A couple of months ago, while a friend and I drove through western Illinois, I realized that we only were a short drive from Macomb, where I had gone to college at Western Illinois University in the late 1960s.
We decided to swing west and check out the university, which I hadn’t visited in decades.
But aside from visiting the campus, high on my list of things to see was the little cottage at 435 N. Chandler St.
It was the tiny house my wife and I had rented for $68 a month in the summer of 1969, as we went to summer quarter classes.
It was there on July 20 of that summer that we stood, hand in hand on the gravel driveway next to our red-and-white 1962 Chevy II, and stared at the moon as Neil Armstrong pressed the first human footprints ever to be made outside of Earth soil.
As we stared at the moon on that long-ago July night, I shuffled my feet, making my mark in the gravel. A quarter-million miles over my head, Neil Armstrong did the same thing.
Those footprints, in the absence of wind and rain and atmosphere, might last a million years.
Gail and I had just gotten married in June, and I would earn my bachelor’s degree less than a year later, when I would have to decide if I wanted to press on and work toward a master’s degree or seek a job as a teacher.
And as we stood staring into the sky, I was awestruck at how much and in how many ways our lives were changing. It made me dizzy to think of it.
And yet, the very thought that men were walking on the moon gave us courage. If they could do that, then we could do anything.
We would find a way to survive Vietnam. We would find a way to earn a living and raise children. We would find a way to keep our promise to love and honor each other until death do us part.
And now, this summer 50 years later, it was important to me to return to that spot where we gazed at the moon and wondered how in the world we would make it all work.
At the start of any epic journey, doubt creeps in and threatens to paralyze all action. It must have felt that way to all the scientists, technicians and astronauts at the start of the Apollo program.
After all, they faced challenges for which there were no solutions – at least not at the time. They put their trust in technology that hadn’t yet been invented. They trained for missions for which there was no plan B should anything go wrong.
And yet, they made it happen in the only way that any epic challenge happens, whether it be a marriage, a career or a moon landing – step by step, day by day, failure by failure until the goal is reached.
It was, as someone once said, like driving through fog at night. You can never see any farther than your dim headlights, but you can make the whole trip that way.
It must have seemed an impossible dream in September 1962, when President John F. Kennedy said: “We choose to go to the moon in this decade and do the other things, not because they are easy, but because they are hard, because that goal will serve to organize and measure the best of our energies and skills, because that challenge is one that we are willing to accept, one we are unwilling to postpone, and one we intend to win.”
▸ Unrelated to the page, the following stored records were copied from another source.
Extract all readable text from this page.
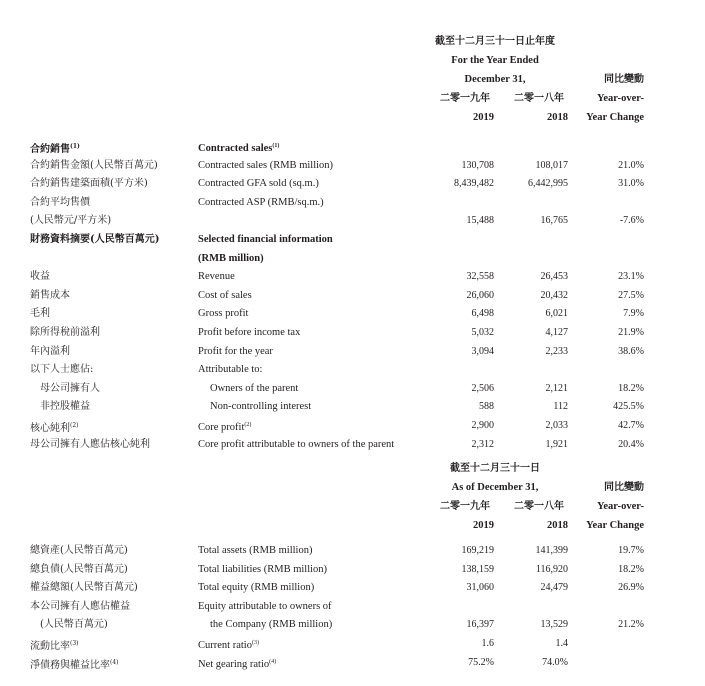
截至十二月三十一日止年度
For the Year Ended
December 31,	同比變動
二零一九年	二零一八年	Year-over-
2019	2018	Year Change
合約銷售$^{(1)}$	Contracted sales$^{(1)}$
合約銷售金額(人民幣百萬元)	Contracted sales (RMB million)	130,708	108,017	21.0%
合約銷售建築面積(平方米)	Contracted GFA sold (sq.m.)	8,439,482	6,442,995	31.0%
合約平均售價	Contracted ASP (RMB/sq.m.)
(人民幣元/平方米)	15,488	16,765	-7.6%
財務資料摘要(人民幣百萬元)	Selected financial information
(RMB million)
收益	Revenue	32,558	26,453	23.1%
銷售成本	Cost of sales	26,060	20,432	27.5%
毛利	Gross profit	6,498	6,021	7.9%
除所得稅前溢利	Profit before income tax	5,032	4,127	21.9%
年內溢利	Profit for the year	3,094	2,233	38.6%
以下人士應佔:	Attributable to:
母公司擁有人	Owners of the parent	2,506	2,121	18.2%
非控股權益	Non-controlling interest	588	112	425.5%
核心純利$^{(2)}$	Core profit$^{(2)}$	2,900	2,033	42.7%
母公司擁有人應佔核心純利	Core profit attributable to owners of the parent	2,312	1,921	20.4%
截至十二月三十一日
As of December 31,	同比變動
二零一九年	二零一八年	Year-over-
2019	2018	Year Change
總資產(人民幣百萬元)	Total assets (RMB million)	169,219	141,399	19.7%
總負債(人民幣百萬元)	Total liabilities (RMB million)	138,159	116,920	18.2%
權益總額(人民幣百萬元)	Total equity (RMB million)	31,060	24,479	26.9%
本公司擁有人應佔權益	Equity attributable to owners of
(人民幣百萬元)	the Company (RMB million)	16,397	13,529	21.2%
流動比率$^{(3)}$	Current ratio$^{(3)}$	1.6	1.4
淨債務與權益比率$^{(4)}$	Net gearing ratio$^{(4)}$	75.2%	74.0%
And yet, impossible or not, when Kennedy spoke those words, less than seven years later, Neil Armstrong took that one small step for a man on the moon.
And to a young man and his young wife, holding hands on the gravel drive and staring up at the moon as the successful mission unfolded, Kennedy’s words served as inspiration.
Our new marriage – and our new careers that loomed – we chose not because they would be easy, but because they would be hard, because those goals would serve to organize and measure the best of our energies and skills, because those challenges were ones that we were willing to accept, unwilling to postpone. And we intended to win at them.
And win at them we did. Gail and I both enjoyed successful careers as teachers, each of us retiring after spending our entire career at only one school.
Our marriage was as successful as any marriage could be, and it lasted until death parted us a little more than a year ago, after being together for almost 50 years.
So, this summer, I wanted to go back and stand once more where I stood then, when all our epic journeys were just beginning.
As I turned onto Chandler Street, I slowed down.
The little cottage at 435 N. Chandler would be on the right side, only a few houses from the corner.
And yet, as I read the numbers on the houses, I realized that something was wrong.
The little cottage was gone. Sometime over the past half-century it had vanished, and along with it the little gravel drive where we stood holding hands, gazing at the new-trod moon.
I sighed with resignation, but I can’t say that my heart was filled with sadness. Because all epic journeys must sometime end – cottages, careers, lunar missions, marriages.
The world spins through season after season.
The moon cycles through phase after phase.
Yet, through it all, we leave behind indelible footprints in fragile dust that will never be erased in a million years.
And oh, what a fun stroll it has been!